Environmental funds come in many shapes, sizes and styles. There is so far relatively little in the passive space for UK-based investors, although the introduction of a new FTSE Environmental Technology index might change that. Among the funds commonly recommended by Barchester Green are offerings from boutique managers, such as Cheviot, WHEB and Kames. “Cheviot has international exposure and has money in bonds as well as equities,” notes Jonathon Clark, chairman of Barchester Green. The big player among investment trusts is the £315m Impax Environmental Markets trust, which trades at a 15 per cent discount to net assets. At the riskier end of the spectrum are various venture capital trusts investing in solar and wind projects. These attract generous tax reliefs but have often performed poorly.

Lowest risk: Solar panels

Many companies market roof-mounted photovoltaic panels as a source of guaranteed and rising income. According to the Energy Saving Trust, the cost of installation varies from £4,500 to £9,500.

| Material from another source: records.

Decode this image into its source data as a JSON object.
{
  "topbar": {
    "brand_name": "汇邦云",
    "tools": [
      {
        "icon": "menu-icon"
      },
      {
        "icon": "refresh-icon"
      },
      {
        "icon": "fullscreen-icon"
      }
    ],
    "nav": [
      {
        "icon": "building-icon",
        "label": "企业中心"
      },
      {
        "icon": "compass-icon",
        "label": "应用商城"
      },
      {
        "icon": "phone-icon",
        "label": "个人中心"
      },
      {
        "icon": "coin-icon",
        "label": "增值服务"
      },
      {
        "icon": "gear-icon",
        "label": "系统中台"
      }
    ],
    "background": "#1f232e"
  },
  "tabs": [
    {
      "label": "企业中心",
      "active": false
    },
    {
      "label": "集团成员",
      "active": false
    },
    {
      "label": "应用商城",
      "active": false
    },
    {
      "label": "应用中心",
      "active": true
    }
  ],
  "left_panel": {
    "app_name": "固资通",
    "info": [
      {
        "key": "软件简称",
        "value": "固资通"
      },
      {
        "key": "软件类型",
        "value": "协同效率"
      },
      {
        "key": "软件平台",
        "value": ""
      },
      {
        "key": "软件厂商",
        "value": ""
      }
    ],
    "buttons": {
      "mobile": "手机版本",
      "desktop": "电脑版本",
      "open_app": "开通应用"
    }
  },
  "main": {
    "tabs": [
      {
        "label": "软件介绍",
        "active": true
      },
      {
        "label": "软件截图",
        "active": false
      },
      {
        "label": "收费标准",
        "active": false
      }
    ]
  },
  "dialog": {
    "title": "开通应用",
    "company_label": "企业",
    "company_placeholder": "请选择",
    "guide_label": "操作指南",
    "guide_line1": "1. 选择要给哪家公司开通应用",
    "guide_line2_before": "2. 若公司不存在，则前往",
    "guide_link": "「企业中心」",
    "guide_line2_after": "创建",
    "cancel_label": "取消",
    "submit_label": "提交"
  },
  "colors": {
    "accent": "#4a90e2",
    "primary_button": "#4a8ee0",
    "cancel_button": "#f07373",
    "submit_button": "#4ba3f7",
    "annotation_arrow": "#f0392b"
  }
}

Energy companies pay the householder up to 15.44p per kWh for the energy generated under the Feed-in Tariffs regime until July, plus a premium for any units exported to the grid. That equates to an annual return of around 5 per cent, depending on the efficiency of the panels and the weather. Tariffs are guaranteed for 20 years and index-linked. Other schemes, such as those promoted by Lightsource, lease land or buildings for industrial-scale solar facilities. But not everyone is convinced that these schemes are good for the environment; campaigner George Monbiot has in the past described domestic solar power as “comically inefficient” and says that poorer consumers end up subsidising middle class homeowners via higher energy bills.